If \(f(x)=b^x\) for some \(b\), then \(f(x)\) is called an exponential function.

The notation for the most often encountered exponential function is \(\exp(x):= e^x\),     where \(e=2.7128\) is the Euler’s number.

Figure 8.1: Graph of the natural logarithm function

Example 8.1 In a circuit containing a capacitor, the instantaneous voltage across the capacitor is given by the equation \[\nu = V\left(1-e^{\frac{-t}{RC}}\right),\] where \(V\) is the initial supply voltage, \(R\) is the resistance, \(C\) is the capacitance and \(t\) is the time since the initial connection of the supply voltage. If \(V=200\,\mathrm{V}\), \(R=10\,\mathrm{k}\Omega\) and \(C=20\,\mu\mathrm{F}\), calculate the time when the voltage reaches \(\nu =100\,\mathrm{V}\).

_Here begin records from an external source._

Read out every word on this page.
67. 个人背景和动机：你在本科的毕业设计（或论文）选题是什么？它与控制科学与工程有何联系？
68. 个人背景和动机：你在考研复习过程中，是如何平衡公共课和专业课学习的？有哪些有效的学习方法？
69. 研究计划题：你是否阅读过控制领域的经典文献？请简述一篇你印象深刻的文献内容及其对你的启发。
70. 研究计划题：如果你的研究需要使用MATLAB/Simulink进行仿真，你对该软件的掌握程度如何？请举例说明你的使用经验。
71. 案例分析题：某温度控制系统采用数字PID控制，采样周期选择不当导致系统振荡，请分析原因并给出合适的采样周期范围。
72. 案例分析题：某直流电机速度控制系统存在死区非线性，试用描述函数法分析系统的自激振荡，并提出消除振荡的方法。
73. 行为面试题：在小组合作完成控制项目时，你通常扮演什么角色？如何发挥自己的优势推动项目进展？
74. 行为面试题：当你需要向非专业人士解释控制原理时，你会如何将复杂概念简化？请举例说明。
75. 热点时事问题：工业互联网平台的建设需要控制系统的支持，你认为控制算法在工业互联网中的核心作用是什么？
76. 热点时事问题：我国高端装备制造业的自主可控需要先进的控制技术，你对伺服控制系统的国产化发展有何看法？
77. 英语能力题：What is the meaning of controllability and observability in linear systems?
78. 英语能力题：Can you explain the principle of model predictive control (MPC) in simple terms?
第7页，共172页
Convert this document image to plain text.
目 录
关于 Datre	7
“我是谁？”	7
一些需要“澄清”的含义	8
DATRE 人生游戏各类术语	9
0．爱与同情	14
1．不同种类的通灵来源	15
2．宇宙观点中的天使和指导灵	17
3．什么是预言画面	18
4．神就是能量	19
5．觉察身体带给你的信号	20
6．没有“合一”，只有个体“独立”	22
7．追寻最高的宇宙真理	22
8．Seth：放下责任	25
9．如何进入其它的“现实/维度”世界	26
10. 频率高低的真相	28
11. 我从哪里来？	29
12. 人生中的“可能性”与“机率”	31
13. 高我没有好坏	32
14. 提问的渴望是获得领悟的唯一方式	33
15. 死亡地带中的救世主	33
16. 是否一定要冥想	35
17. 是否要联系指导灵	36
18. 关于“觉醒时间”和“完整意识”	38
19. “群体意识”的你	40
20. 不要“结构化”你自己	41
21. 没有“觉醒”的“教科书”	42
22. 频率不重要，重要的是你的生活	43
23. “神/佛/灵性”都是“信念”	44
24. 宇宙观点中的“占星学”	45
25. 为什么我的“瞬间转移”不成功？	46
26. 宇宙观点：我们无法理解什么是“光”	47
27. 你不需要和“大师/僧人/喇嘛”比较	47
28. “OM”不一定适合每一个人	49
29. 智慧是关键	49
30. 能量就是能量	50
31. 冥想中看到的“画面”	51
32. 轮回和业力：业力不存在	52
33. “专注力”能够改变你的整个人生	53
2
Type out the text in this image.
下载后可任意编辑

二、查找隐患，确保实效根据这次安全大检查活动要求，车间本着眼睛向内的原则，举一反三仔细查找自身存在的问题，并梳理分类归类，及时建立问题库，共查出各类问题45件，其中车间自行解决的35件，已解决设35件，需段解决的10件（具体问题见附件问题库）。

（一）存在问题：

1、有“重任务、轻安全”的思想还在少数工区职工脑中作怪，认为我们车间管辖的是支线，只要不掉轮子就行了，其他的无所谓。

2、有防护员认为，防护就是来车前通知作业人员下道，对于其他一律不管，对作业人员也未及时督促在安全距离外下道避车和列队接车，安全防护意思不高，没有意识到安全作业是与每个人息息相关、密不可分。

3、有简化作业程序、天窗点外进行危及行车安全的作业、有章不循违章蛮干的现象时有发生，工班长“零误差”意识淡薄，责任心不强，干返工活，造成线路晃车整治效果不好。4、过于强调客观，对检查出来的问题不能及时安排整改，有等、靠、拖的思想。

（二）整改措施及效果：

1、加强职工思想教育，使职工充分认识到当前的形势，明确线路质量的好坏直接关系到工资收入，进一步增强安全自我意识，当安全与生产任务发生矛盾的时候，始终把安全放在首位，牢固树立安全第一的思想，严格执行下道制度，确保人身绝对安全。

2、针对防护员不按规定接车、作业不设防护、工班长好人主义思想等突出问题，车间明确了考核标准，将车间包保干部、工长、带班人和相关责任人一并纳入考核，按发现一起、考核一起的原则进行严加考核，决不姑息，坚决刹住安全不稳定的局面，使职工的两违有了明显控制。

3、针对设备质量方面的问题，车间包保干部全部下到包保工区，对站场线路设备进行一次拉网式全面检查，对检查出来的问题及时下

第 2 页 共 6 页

Solution. We want to make \(t\) the subject of the formula above: \[\begin{align*} \frac{\nu}{V} &=1-e^{\frac{-t}{RC}}\\ e^{\frac{-t}{RC}} &= 1-\frac{\nu}{V}\\ -\frac{t}{RC} &= \ln\left(1-\frac{\nu}{V}\right)\\ t &= -RC\ln\left(1-\frac{\nu}{V}\right)\\ \end{align*}\] Hence \[\begin{align*} t&=-10\,\mathrm{k}\Omega\cdot 20\,\mu\mathrm{F}\cdot \ln\left(1-\frac{100\,\mathrm{V}}{200\,\mathrm{V}}\right)\\ &\approx 138.6\cdot 10^3\cdot 10^{-6} \,\Omega\mathrm{F}\\ &= 138.6 \,\mathrm{ms} \end{align*}\] (since \(\Omega\mathrm{F} = \mathrm{s}\)).